I took, what felt like, my first "real" run yesterday. It was the first beautiful day after weeks, no, months, of snow and ice. Everyone must have felt the same way, there were lots of runners and joggers in the park with me.
This was a liberating kind of run, and when I was done, I could tell that there was a lot more to what I had just done than put some sneakers on.
I can't remember ever loving running. In fact, I've despised it, for a long, long time. At the same time, I've admired all of those people I see on the roads, running with such grace. I love being outside, and I've wanted to run like them, but it just was a "no" - in my mind -always. Then, the first nice day comes about and there I am, SO excited to hit the blacktop. What happened? I still don't know the exact trigger, but what I do know is that little 45 minute run was one of the best things I've felt in a long time. I felt every muscle in my body, every nerve, and it was amazing. The sensation was overwhelming.
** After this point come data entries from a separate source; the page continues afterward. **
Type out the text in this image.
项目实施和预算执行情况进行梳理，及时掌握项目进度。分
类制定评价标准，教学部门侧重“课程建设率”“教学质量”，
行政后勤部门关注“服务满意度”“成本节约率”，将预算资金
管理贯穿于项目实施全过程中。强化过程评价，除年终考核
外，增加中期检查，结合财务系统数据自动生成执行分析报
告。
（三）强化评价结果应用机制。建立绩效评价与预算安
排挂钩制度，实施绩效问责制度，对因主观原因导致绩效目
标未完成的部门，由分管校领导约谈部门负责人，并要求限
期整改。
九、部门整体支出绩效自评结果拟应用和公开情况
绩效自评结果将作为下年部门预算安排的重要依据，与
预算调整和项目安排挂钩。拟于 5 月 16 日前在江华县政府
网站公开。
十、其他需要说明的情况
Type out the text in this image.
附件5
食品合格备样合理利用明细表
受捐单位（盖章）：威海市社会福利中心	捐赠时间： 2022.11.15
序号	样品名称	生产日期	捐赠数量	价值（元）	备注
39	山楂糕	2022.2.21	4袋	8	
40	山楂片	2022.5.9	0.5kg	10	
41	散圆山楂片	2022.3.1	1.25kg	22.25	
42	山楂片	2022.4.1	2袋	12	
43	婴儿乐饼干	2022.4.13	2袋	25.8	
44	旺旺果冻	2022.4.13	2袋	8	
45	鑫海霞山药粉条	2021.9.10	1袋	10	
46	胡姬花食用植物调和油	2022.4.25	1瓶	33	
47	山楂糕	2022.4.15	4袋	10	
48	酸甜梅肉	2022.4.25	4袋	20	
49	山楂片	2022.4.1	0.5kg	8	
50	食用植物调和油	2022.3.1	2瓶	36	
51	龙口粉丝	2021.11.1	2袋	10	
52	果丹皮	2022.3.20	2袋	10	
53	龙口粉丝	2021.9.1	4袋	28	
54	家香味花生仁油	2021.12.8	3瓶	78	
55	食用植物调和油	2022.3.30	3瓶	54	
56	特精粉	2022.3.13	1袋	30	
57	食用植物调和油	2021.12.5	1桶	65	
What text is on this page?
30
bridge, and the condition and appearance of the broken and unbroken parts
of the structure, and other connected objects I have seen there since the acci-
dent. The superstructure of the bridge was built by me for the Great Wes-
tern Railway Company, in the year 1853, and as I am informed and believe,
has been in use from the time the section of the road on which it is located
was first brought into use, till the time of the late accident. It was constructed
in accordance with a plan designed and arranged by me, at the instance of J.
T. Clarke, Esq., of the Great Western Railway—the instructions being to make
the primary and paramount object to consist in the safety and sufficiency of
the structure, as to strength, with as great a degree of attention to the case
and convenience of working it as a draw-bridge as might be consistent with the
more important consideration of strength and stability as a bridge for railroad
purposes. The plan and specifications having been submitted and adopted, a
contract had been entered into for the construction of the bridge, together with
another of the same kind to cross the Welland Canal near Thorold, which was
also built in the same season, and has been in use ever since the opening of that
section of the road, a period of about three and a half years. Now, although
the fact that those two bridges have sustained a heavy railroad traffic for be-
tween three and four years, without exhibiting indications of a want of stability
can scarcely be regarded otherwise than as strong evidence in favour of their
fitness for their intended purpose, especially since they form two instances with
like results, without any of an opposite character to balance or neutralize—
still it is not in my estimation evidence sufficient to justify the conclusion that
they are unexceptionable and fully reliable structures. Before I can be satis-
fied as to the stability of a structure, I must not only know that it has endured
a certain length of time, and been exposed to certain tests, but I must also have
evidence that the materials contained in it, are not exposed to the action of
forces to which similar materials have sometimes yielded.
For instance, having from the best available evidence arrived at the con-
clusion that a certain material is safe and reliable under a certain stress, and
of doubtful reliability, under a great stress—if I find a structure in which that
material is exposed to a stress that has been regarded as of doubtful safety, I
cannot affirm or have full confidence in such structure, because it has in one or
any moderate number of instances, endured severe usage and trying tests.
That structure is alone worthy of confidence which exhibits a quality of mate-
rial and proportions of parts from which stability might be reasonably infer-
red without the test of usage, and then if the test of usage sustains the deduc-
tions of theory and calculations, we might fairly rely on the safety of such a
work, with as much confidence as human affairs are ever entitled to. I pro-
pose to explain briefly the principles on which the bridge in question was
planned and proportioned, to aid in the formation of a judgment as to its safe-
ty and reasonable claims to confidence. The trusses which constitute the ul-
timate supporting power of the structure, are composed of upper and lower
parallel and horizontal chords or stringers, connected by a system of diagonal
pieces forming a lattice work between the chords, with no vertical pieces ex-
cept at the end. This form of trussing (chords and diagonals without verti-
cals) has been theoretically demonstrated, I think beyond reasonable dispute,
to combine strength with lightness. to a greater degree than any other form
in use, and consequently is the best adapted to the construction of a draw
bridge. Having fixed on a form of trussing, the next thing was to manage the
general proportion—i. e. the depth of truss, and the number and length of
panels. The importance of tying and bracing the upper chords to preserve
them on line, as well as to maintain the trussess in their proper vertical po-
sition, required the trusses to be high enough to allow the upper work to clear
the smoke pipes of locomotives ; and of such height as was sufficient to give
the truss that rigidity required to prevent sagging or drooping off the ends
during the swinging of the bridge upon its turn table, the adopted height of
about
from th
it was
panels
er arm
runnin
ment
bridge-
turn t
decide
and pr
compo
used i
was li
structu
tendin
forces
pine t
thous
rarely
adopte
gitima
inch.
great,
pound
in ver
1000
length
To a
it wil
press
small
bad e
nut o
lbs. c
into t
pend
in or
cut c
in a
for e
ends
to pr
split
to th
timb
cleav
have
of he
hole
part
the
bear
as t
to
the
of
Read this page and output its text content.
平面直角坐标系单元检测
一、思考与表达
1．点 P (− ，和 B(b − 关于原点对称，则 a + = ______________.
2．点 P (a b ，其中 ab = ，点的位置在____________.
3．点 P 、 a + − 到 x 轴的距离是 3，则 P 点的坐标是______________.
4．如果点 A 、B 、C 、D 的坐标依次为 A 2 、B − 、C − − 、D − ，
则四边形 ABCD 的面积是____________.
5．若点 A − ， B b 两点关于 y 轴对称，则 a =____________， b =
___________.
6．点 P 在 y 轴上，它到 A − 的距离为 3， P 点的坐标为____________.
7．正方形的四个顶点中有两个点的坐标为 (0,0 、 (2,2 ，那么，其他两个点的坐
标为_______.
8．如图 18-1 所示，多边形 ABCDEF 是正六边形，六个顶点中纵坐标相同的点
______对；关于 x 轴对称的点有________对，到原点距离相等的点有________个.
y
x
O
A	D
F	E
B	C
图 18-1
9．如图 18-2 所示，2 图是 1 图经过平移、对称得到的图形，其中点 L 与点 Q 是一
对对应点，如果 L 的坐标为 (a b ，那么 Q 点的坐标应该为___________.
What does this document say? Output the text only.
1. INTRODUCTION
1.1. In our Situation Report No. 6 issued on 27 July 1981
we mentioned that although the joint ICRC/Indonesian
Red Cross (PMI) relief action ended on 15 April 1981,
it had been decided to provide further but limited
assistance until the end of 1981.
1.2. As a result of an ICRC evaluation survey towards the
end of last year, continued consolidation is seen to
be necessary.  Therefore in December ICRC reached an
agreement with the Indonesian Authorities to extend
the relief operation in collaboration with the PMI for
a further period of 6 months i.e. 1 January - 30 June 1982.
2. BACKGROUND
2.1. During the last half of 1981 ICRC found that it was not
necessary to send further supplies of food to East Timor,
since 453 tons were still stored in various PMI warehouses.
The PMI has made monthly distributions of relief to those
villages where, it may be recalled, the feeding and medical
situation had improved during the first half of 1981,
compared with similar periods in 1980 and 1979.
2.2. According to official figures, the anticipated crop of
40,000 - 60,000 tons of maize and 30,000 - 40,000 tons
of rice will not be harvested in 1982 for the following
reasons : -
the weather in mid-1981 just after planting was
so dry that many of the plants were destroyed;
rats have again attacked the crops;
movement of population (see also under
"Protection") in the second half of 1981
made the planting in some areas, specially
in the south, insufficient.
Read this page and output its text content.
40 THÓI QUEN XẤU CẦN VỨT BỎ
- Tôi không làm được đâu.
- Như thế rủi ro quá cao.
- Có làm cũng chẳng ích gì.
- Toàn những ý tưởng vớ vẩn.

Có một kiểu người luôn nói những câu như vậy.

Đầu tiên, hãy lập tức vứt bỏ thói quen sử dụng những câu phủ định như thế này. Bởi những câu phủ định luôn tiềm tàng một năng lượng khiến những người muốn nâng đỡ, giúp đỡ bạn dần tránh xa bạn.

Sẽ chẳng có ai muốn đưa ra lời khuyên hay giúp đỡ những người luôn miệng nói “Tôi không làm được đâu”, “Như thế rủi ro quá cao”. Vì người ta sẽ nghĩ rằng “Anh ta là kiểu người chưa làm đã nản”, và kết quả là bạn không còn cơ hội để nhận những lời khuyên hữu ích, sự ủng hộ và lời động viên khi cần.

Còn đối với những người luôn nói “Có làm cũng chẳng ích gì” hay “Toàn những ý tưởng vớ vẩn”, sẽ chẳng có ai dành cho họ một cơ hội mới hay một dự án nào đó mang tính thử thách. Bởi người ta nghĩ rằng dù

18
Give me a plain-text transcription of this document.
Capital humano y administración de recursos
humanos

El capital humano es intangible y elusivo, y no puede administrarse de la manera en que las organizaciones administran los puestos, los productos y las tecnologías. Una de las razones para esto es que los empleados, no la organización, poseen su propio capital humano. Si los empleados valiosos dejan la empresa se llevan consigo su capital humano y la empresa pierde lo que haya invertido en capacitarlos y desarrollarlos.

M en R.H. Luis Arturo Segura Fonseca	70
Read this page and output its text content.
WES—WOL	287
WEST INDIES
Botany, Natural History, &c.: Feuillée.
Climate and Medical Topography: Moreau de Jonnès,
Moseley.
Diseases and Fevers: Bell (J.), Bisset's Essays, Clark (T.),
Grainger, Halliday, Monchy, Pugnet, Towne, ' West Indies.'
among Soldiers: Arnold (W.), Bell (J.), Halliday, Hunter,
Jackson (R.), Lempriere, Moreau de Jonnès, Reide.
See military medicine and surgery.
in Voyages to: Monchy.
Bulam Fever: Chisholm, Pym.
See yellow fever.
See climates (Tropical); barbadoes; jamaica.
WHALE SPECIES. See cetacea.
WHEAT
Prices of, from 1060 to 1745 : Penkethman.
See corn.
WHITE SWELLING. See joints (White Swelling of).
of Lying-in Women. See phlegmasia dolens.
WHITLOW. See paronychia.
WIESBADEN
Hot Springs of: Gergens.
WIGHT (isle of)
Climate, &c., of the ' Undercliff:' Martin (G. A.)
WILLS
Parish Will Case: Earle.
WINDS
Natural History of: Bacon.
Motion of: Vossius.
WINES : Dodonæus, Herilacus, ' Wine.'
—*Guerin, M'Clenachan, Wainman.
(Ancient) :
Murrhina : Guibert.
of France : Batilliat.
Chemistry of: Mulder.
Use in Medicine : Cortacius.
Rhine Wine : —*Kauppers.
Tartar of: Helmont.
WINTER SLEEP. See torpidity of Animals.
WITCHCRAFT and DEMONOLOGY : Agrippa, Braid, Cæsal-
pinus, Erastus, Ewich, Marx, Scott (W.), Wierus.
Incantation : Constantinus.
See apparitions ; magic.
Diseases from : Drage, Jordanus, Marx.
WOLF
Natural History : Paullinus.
My friends encouraged me to use one of the new applications to start into my new-found mysterious torture, and they were SO right. Having a little "trainer" on my Ipod was exactly what I needed. Without my music, the beauty of the park and that little trainer's voice, I don't know that I would have been able to finish the first day's training.
After 45 minutes I was done, I was sweating a bit, my face was bright red and I was out of breathe. I felt like jello. But I wanted to keep moving, so I just kept walking. I cried and laughed and thanked every part of my body for helping me complete my first day of a "real" run.
Truth be told, after all of these years, I can run. I just told myself that I didn't want to, that I wasn't good at it and despised it - that's that the part that held me back, my own mind. Of course, I won't say this was easy. Yes, I can walk a good 10 miles if I want to -and I love it. But running, well, it's going to take some time. I did love how it made me feel. I can't wait to hit the road again tomorrow. Looking forward to the pain, and proving my thoughts wrong.